If–else statement in Go - Time & Space Complexity
We want to see how the time taken by an if-else statement changes as the input changes.
Does the program take longer if the input is bigger?
Analyze the time complexity of the following code snippet.
func checkNumber(n int) string {
if n > 0 {
return "Positive"
} else {
return "Non-positive"
}
}
This code checks if a number is positive or not and returns a message.
Identify the loops, recursion, array traversals that repeat.
- Primary operation: A single if-else check.
- How many times: Exactly once per function call.
The if-else statement runs once no matter what the input number is.
| Input Size (n) | Approx. Operations |
|---|---|
| 10 | 1 check |
| 100 | 1 check |
| 1000 | 1 check |
Pattern observation: The time stays the same no matter how big the input is.
Time Complexity: O(1)
This means the time to run the if-else does not grow with input size; it stays constant.

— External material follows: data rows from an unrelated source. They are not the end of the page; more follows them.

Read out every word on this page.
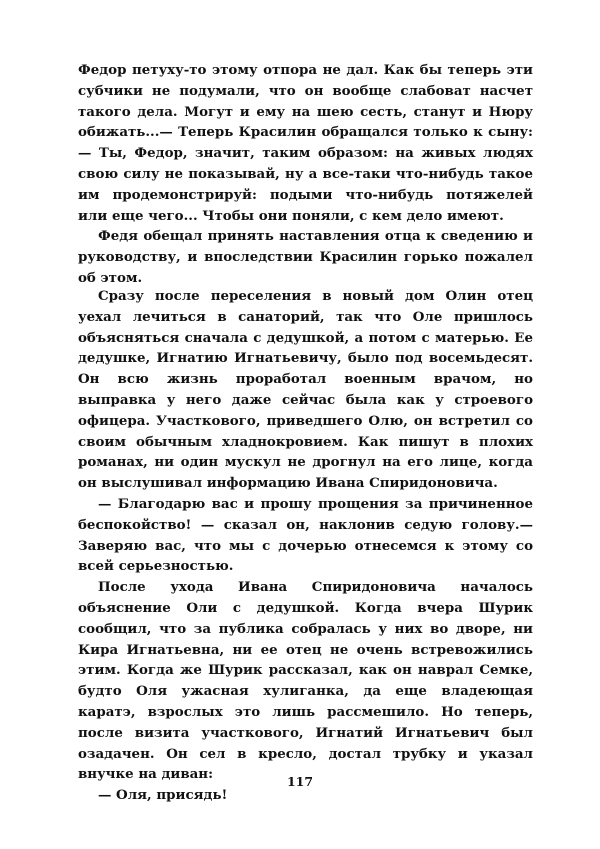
Федор петуху-то этому отпора не дал. Как бы теперь эти субчики не подумали, что он вообще слабоват насчет такого дела. Могут и ему на шею сесть, станут и Нюру обижать...— Теперь Красилин обращался только к сыну: — Ты, Федор, значит, таким образом: на живых людях свою силу не показывай, ну а все-таки что-нибудь такое им продемонстрируй: подыми что-нибудь потяжелей или еще чего... Чтобы они поняли, с кем дело имеют.

Федя обещал принять наставления отца к сведению и руководству, и впоследствии Красилин горько пожалел об этом.

Сразу после переселения в новый дом Олин отец уехал лечиться в санаторий, так что Оле пришлось объясняться сначала с дедушкой, а потом с матерью. Ее дедушке, Игнатию Игнатьевичу, было под восемьдесят. Он всю жизнь проработал военным врачом, но выправка у него даже сейчас была как у строевого офицера. Участкового, приведшего Олю, он встретил со своим обычным хладнокровием. Как пишут в плохих романах, ни один мускул не дрогнул на его лице, когда он выслушивал информацию Ивана Спиридоновича.

— Благодарю вас и прошу прощения за причиненное беспокойство! — сказал он, наклонив седую голову.— Заверяю вас, что мы с дочерью отнесемся к этому со всей серьезностью.

После ухода Ивана Спиридоновича началось объяснение Оли с дедушкой. Когда вчера Шурик сообщил, что за публика собралась у них во дворе, ни Кира Игнатьевна, ни ее отец не очень встревожились этим. Когда же Шурик рассказал, как он наврал Семке, будто Оля ужасная хулиганка, да еще владеющая каратэ, взрослых это лишь рассмешило. Но теперь, после визита участкового, Игнатий Игнатьевич был озадачен. Он сел в кресло, достал трубку и указал внучке на диван:

— Оля, присядь!

117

[X] Wrong: "If-else takes longer when the number is bigger because it has to check more."
[OK] Correct: The if-else only checks once and does not loop or repeat, so input size does not affect it.
Understanding that simple decisions like if-else run in constant time helps you explain how your code behaves clearly and confidently.
"What if we added a loop inside the if-else that runs n times? How would the time complexity change?"